Галавис не стал возражать и ушел, покорившись воле Мирейи.

На душе у него было смутно. Его томило чувство вины, хотя он нисколько не связывал нездоровье Мирейи с тем, что произошло сегодня поутру. И напрасно. Но Галавис был твердо уверен, что никто на свете не знает о его маленьком приключении. Он так к нему и относился. Слишком уж он стосковался без женщины, а Ингрид была рядом. Он чувствовал: ей по душе грубая сила, не случайно она смотрела на него с восхищением после драки. Да он и не привык особенно церемониться с женщинами. В общем, они с Ингрид были одного поля ягода и прекрасно понимали друг друга, что бы при этом ни произносили. Отлично они поняли друг друга и в постели. А вот потом его стало томить смутное чувство вины. И он даже, по своему обыкновению, поговорил с падре Гамбоа.

— Человеку свойственно ошибаться, Гамбоа, — говорил Галавис, глядя на небо, — всегда найдется камень, чтобы споткнуться. Вот и я снова попал впросак. Я не хотел, чтобы Ингрид меня выдала, я переспал с ней и теперь мучаюсь чувством вины. Я люблю Мирейю и поступил очень дурно. Но ты помоги мне. Сделай что-нибудь, чтобы мне стало легче...

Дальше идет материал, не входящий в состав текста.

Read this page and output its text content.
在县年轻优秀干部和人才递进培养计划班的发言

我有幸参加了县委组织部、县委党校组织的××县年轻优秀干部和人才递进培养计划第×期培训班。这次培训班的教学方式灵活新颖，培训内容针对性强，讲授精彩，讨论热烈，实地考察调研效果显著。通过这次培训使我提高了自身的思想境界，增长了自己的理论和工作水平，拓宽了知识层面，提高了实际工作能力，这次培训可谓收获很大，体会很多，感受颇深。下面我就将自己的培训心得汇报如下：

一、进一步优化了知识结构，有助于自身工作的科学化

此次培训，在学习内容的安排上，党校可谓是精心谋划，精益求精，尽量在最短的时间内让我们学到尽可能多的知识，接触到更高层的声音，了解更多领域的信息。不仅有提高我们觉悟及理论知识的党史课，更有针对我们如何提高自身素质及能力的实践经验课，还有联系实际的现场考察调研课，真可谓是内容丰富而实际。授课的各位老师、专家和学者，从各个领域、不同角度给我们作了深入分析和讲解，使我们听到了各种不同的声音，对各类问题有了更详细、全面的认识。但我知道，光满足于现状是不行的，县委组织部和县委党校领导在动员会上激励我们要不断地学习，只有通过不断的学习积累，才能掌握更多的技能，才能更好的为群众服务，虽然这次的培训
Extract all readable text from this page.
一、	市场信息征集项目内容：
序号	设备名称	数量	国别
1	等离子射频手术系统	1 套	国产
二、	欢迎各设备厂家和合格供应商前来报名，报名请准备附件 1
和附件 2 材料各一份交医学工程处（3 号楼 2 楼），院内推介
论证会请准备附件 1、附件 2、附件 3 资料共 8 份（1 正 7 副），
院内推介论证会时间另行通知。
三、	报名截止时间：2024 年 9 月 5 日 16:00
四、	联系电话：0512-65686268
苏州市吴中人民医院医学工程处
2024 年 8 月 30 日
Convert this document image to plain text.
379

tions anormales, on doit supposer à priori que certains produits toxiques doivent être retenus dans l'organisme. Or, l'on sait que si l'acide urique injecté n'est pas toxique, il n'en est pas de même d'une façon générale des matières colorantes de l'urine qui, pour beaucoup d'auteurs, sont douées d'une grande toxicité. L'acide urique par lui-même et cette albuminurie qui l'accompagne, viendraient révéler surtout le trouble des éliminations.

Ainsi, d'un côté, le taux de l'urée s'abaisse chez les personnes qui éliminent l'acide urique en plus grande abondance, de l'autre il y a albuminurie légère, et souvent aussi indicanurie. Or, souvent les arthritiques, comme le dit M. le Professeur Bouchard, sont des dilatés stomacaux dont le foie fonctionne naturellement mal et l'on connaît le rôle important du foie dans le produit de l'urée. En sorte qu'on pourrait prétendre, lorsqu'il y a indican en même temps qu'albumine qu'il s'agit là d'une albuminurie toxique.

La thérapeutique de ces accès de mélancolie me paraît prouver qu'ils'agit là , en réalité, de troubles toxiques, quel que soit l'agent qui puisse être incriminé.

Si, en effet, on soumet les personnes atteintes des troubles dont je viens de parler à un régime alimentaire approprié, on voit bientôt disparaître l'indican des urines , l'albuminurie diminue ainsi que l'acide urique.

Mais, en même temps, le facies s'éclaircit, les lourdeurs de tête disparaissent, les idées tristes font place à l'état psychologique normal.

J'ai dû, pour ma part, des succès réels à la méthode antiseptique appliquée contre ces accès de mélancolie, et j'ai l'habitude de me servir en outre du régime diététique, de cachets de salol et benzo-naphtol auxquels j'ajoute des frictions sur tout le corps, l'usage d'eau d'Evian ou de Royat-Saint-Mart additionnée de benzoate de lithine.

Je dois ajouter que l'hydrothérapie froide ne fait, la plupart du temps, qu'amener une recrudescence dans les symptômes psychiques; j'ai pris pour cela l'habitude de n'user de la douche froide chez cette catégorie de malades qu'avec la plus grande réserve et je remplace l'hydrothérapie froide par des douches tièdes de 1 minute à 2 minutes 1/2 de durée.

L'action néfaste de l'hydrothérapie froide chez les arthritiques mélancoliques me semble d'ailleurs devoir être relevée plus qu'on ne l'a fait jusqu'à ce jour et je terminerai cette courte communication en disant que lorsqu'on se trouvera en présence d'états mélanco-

А беда-то была в том, что Мирейя видела падре с Ингрид, и тот чудесный мир, который она так любовно построила, вмиг разлетелся в прах. Невольно она вспомнила сказку, что рассказывал ей Дагоберто. Как он там, Дагоберто? И Мирейя заплакала еще горше.

Вечером в баре был устроен прощальный праздник для туристов. Снова пел Бенито, снова пел и веселил падре Гамбоа, хотя ему было совсем не до веселья. Звенели бокалы, поднимались тосты: за процветание, за прогресс, за новые встречи!

Похоже, что, несмотря на кое-какие неурядицы, туристы остались довольны своим отдыхом, так что можно было надеяться на группы и в будущем.

Фернандо сиял: мечта его осуществлялась, под воздушный замок начали подводить фундамент. Сейчас он был переполнен энергией счастья, которую хотел перелить и в Каталину, грустную, подавленную, но все-таки мужественно улыбающуюся Каталину.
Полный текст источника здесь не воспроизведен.